Tat Tvam Asi

The phrase Tat Tvam Asi comes from the ancient Indian text, Chandogya Upanishad, and means “That Thou Art”.

Hermann Hesse, who extensively studied the ancient Hindu and Buddhist texts, quoted the phrase in Steppenwolf, his classic book published in 1929.

Hesse’s books always addressed the big questions: ” Who are we?”, and “What are we doing here”? Or “Should we follow an ascetic path during our physical life?”  Or a more worldly path?  Or a mixture of both?

In Steppenwolf, as in his earlier books Demian (1919) and Siddhartha (1922), the hero goes on a journey of self-discovery which takes him through various stages of awakening, through the material, the physical, the world of love affairs, money and business, success and failure, to periods of contemplation and meditation, to his final state of self-actualisation where he finds his ‘self’.

This ‘self’ that he finds is the Tat Tvam Asi: in his inner self, the heart of his own being, he discovers the godhead.

This path to finding the still-centre after the worldly life is a path of discipline, asceticism and complete detachment from the physical world. The hero goes out into the world to ‘seek himself’ and returns after his trials and tribulations to discover that the path to spiritual development comes from within, not from the physical world he lives in. Although he couldn’t have found that without the ‘road test’ of physicality.

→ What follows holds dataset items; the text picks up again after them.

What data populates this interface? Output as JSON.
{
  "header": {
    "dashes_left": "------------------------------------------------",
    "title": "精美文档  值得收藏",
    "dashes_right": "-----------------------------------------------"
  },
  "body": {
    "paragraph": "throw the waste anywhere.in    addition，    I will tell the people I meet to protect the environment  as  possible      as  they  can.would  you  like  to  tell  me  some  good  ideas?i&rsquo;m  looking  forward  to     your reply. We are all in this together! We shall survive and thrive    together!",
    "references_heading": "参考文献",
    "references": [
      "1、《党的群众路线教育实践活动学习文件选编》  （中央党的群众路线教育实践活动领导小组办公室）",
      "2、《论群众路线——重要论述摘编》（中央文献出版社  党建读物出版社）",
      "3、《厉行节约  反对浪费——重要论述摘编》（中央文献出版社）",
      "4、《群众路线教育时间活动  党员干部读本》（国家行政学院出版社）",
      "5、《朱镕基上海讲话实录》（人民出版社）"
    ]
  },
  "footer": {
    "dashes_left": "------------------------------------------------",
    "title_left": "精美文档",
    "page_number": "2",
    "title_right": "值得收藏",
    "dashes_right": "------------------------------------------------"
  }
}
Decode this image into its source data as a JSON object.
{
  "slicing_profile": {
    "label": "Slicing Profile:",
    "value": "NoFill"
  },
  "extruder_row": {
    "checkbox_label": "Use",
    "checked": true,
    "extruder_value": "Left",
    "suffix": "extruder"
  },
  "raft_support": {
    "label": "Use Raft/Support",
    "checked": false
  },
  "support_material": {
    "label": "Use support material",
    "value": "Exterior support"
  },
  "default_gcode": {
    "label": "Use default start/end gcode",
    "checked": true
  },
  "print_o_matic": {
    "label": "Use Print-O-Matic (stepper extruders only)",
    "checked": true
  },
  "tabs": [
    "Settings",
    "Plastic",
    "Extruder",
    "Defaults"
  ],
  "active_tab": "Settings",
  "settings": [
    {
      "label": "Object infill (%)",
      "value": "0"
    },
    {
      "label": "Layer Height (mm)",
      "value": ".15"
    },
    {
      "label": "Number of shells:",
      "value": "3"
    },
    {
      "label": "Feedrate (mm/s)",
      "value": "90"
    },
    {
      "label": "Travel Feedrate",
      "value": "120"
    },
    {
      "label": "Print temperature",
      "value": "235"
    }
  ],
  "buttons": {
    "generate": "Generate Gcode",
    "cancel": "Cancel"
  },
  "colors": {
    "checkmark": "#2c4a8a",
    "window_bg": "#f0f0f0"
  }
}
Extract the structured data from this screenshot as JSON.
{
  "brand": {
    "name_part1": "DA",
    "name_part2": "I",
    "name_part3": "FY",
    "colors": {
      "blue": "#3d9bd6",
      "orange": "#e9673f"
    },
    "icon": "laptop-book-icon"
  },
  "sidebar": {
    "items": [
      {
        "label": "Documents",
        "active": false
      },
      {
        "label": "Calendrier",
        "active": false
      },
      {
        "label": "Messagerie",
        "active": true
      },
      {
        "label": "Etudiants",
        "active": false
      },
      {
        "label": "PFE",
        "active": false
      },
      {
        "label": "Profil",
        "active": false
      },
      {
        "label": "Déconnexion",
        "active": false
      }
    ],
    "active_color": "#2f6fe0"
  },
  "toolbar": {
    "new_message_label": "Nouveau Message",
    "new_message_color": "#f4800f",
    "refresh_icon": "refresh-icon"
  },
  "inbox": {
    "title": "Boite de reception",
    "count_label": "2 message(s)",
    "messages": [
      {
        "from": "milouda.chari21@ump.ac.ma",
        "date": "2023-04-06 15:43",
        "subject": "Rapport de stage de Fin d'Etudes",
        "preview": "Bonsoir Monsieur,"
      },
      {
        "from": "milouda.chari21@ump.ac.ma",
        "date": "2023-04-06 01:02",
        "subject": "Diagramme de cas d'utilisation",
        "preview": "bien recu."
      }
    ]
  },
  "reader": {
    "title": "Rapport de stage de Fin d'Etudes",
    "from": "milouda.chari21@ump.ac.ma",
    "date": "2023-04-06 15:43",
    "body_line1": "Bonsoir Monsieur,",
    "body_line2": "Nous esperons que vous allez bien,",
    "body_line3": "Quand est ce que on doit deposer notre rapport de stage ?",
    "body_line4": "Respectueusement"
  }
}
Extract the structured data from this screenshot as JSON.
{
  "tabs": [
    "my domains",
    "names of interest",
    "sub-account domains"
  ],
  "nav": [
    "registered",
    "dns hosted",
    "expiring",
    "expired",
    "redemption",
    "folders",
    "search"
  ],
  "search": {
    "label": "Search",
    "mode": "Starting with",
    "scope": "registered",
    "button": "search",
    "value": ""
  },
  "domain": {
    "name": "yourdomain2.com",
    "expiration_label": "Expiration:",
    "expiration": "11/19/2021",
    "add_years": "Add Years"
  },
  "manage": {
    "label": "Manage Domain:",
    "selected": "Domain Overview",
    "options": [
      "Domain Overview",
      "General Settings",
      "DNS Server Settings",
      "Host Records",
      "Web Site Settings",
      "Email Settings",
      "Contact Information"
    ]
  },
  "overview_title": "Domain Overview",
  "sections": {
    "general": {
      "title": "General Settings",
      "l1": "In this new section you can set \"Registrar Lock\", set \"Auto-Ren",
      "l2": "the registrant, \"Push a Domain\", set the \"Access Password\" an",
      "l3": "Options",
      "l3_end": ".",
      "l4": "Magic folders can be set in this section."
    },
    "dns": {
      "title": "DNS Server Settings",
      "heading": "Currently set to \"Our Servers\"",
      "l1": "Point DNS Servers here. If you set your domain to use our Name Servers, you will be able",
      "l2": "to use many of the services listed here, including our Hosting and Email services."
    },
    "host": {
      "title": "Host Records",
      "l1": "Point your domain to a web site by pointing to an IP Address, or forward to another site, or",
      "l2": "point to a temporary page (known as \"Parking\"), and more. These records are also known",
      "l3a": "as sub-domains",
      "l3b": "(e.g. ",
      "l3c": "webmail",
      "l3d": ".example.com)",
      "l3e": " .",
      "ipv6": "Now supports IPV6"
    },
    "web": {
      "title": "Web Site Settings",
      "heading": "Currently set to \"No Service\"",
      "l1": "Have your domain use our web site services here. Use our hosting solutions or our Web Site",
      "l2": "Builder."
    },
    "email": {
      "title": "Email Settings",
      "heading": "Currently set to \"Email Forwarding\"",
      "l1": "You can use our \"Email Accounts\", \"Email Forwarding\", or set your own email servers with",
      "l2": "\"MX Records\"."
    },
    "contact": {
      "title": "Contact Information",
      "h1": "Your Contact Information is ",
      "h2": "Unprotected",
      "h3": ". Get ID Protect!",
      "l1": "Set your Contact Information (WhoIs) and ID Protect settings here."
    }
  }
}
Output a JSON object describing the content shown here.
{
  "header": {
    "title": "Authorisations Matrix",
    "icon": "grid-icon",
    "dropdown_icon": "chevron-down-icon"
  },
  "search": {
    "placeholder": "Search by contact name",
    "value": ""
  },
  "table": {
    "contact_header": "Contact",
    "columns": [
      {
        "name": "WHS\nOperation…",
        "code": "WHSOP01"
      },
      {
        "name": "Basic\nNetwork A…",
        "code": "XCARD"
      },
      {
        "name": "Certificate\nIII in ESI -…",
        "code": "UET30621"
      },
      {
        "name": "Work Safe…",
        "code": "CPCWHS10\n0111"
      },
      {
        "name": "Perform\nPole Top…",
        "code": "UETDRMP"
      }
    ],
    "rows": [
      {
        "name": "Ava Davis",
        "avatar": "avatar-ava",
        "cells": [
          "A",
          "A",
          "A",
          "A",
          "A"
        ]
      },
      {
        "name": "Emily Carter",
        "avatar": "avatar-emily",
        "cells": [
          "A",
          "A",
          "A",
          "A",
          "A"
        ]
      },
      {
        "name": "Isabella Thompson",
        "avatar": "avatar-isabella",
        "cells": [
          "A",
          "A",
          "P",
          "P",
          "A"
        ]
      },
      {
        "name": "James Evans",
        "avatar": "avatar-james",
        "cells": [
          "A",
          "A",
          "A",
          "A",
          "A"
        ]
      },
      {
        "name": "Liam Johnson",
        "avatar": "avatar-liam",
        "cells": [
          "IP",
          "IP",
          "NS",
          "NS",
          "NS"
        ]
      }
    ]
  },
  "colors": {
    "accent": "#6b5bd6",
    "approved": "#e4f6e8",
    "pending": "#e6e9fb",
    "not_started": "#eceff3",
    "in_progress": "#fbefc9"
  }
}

The first step the hero (which could be any of us too) has to take is to start thinking about his life. When we start thinking about our lives, rather than merely taking it for granted, mindlessly living, we are automatically set on the right path to inner development, for that fact of thinking starts the process of change.

Novalis, the German eighteenth century mystic, understood this when he said “when we dream that we dream, we are beginning to wake up”.

Tat Tvam Asi (“That Thou Art”) has a Christian equivalent in the expression used by ‘God’ to describe himself to Moses in the Bible (KJV, Exodus 3): “I Am That I Am”.

We are, of course, all part of God, and the expression can be used daily to remind ourselves of who we really are: “I am my soul”, or perhaps “I am not my body”.

We should let the soul do the direction-making in life, and let the body do those things it is well-versed in, the automatic actions and thinking which we need on a daily basis. When we have a problem, we need to stand back and let the soul tell us where to go, or what to do.

Before death, we need to start the mental transition that “we are not our bodies”. It becomes much harder to leave the physical plane when we believe that we are leaving everything behind that was “us”. In reality all we are doing at the transition is stripping away the identity we had created through that body: house, job, relationships, education, memories, history, our look, possessions, bank and ID cards and so on. What we really are is “That Thou Art” or “I Am That I Am”.

Or as the Buddhist saying goes:

“The most important actions in life are part of a process of self-emancipation from the body, and the rediscovery of the native immortality of the true spiritual self”.